My expectation would the rosary beads/5 decades once a week & a nightly prayer at the absolute most, for an 8 year old & one mass a week.

Your ex is absolutely adamant that he and only he is able to decide what is best for your son. He also absolutely loathes you and completely disagrees with your parenting style.

Can't you see what he will do and say to your ds if he has enough time alone with him? He'll brainwash the poor child into thinking that you are the devil incarnate and only his dad knows what's best for him.

And to a pp who said that Mumsnet hates religion - a lot of us on this thread are practicing Christians. No doubt there are posters of other faiths too (and none) and all of us are saying the same thing. The man is a dangerous nutter and the OP needs to protect her child. At the end of the day, this is not a religious issue.

VirtuousGathering · 13/06/2025 18:42

Fusedspur · 13/06/2025 11:07

Agree. However to quote my mum and her mates, it’s cheaper and the wine is better so on that basis it beats Fatima. The craic is good at Knock if you know where to look, apparently.

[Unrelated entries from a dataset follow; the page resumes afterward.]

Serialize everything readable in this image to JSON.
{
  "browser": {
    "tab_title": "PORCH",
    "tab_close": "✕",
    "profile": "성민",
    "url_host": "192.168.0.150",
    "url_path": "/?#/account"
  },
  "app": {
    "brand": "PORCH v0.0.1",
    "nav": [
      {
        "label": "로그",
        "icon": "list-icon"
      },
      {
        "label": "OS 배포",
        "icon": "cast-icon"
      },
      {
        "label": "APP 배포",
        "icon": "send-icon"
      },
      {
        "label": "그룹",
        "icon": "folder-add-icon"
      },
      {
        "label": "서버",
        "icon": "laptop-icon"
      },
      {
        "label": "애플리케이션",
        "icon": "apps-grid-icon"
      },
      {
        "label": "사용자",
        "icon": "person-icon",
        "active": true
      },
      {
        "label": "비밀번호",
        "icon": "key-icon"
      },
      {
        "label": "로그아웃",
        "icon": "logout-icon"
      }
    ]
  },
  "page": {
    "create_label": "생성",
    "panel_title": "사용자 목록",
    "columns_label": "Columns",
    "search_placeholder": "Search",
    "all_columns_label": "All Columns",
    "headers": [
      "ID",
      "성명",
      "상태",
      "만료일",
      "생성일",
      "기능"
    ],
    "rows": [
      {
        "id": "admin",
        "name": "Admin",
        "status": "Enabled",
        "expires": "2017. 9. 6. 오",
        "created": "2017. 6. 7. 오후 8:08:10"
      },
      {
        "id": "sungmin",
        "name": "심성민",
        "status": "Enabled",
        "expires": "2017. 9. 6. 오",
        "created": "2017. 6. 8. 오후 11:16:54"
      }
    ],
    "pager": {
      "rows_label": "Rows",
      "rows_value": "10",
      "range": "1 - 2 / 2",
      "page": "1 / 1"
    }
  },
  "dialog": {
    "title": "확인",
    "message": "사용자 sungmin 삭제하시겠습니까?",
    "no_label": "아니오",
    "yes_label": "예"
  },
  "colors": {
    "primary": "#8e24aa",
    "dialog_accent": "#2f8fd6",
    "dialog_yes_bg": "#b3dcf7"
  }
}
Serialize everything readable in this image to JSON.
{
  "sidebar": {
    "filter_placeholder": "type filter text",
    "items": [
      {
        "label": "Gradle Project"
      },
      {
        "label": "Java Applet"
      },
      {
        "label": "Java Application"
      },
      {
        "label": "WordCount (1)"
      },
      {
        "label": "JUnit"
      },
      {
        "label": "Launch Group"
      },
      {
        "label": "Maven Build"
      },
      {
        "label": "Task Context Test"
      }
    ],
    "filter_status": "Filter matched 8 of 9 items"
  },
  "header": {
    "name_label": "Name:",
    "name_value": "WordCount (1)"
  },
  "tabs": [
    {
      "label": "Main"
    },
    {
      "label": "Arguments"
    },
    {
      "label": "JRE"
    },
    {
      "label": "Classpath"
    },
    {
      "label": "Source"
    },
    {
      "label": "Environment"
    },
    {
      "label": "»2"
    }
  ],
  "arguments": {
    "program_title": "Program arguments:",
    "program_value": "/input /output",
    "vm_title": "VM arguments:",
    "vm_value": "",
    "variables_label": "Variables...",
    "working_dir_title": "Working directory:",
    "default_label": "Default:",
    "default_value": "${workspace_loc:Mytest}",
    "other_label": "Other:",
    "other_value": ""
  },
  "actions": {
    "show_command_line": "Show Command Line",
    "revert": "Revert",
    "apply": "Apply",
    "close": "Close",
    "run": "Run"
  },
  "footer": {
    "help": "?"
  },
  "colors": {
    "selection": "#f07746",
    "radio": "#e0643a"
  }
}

I strongly dispute that the craic is better in Knock (after too many childhood parish pilgrimages there in a minibus full of feral altarboys), but there is, of course a useful small airport which was originally intended to facilitate pilgrimages, but whose summer destinations, as well as Lourdes and Fatima, include Malaga, Lanzarote, Tenerife and Alicante.

ZenNudist · 21/06/2025 10:34

Lavenderfarmcottage · 13/06/2025 07:27

Thanks this is extremely helpful. I have tried that and he is very stuck on what is best for his son and that he is the best and only person who can decide and most people have it wrong etc.

You said that you pray and swim (how nice) but to be clear, but said 20 minutes is a quick rosary. Do you think this even for an 8 year old.

My expectation would the rosary beads/5 decades once a week & a nightly prayer at the absolute most, for an 8 year old & one mass a week.

I wouldn't expect any of my dc to pray the Rosary. Fastest route to making them hate it. They have decade bracelets. They know about it. That's it.

Beg him to stop and get him to talk to ds and say its just something he loves so much and he wants to share it with him but he's sorry if he's made it too big a deal.

Your ds has to find his own way to faith. Your ex attitude is very damaging.

autumn1638 · 21/06/2025 19:37

I think he has scrupulosity type ocd and maybe you shouldn’t collude with it. He needs some cbt.